Another bill signed by the Governor this week will start to address the dramatic rise in single-use plastics and the associated harms to human health and the environment. S.113 restricts the use of single-use plastic bags; requires that plastic straws only be offered on demand; and bans expanded polystyrene foam (what is often called styrofoam).
CLEAN WATER: #CleanWaterVT
After years of work to identify a long-term clean water funding source, the House and Senate finally agreed on a solution this year – they voted to dedicate 6% of the rooms and meals tax revenue that would normally go to the General Fund, to instead go to the Clean Water Fund. The Governor signed this bill (S.96) into law this week.
We appreciate the dedication of an ongoing revenue stream of about $12 million per year (once it’s fully implemented) to clean water. This funding source meets many of our criteria, since it’s a long-term, stable, and predictable revenue source. When added to other dedicated sources of clean water funding, Vermont will now have almost $25 million in additional revenue for clean water, as was recommended by the Treasurer.
It’s worth noting that we will be keeping an eye on the budget over time to ensure this funding mechanism does not end up creating a hole in the budget for other important state programs in the future.

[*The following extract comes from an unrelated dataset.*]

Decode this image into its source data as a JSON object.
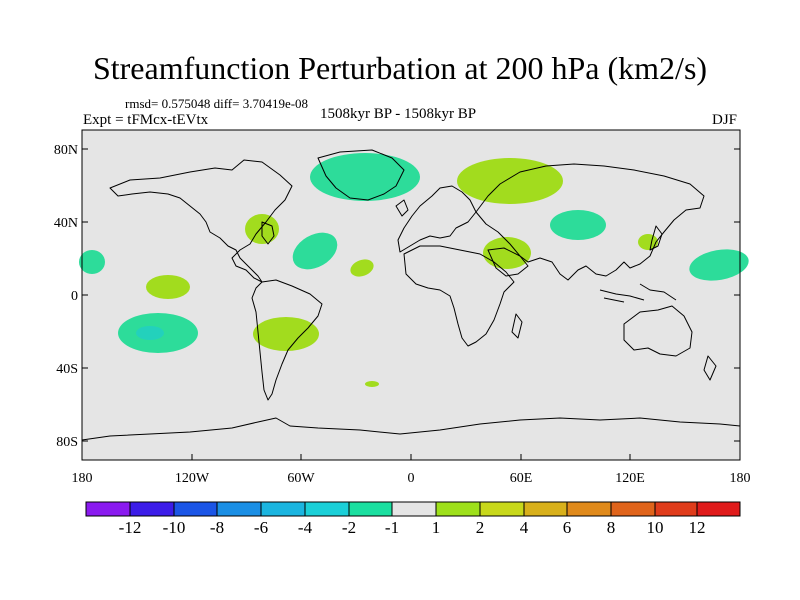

Further, we will be working with the administration to ensure the new regional distribution model for funding that is established in the bill is transparent, accountable, and effective at cleaning up and protecting state waters.
The Legislature passed a bill (H.63) that the Governor signed this week which will invest several million additional dollars into weatherizing more low- and moderate-income Vermonters’ homes in the short-term, while requiring analysis by the Public Utility Commission of a longer-term approach to expanding energy efficiency programs.
Additionally, the budget was enacted, which includes at least $1.1 million in funding for electric vehicle incentives, plus additional resources for high-efficiency vehicles, which will be available to low- and moderate-income Vermonters. Both electric vehicle incentives and weatherization funding are modest but positive steps forward in investing in Vermonters to help them transition to cleaner and more efficient energy solutions. We will be working hard over the summer and fall to set the stage for enactment of more ambitious climate bills in 2020, including legislation to hold ourselves accountable to implementing the policies and making the investments needed to achieve our state’s climate pollution reduction goals.
ACT 250: #Act250
The House Natural Resources, Fish & Wildlife Committee did months of work on a bill to modernize Act 250. While legislation didn’t pass this year, the committee will be able to come back next year with a lot of hard work on many complex issues underway. Further, this year’s examination flagged some items that stakeholders will work on over the summer, so lawmakers can be queued up for action in 2020.
We couldn’t have accomplished all we did this year without your help. Supporting pro-environment candidates during election season, and then making your voice heard during the legislative session by contacting your legislators, writing letters to the editor, and coming to the State House — you did it all. THANK YOU!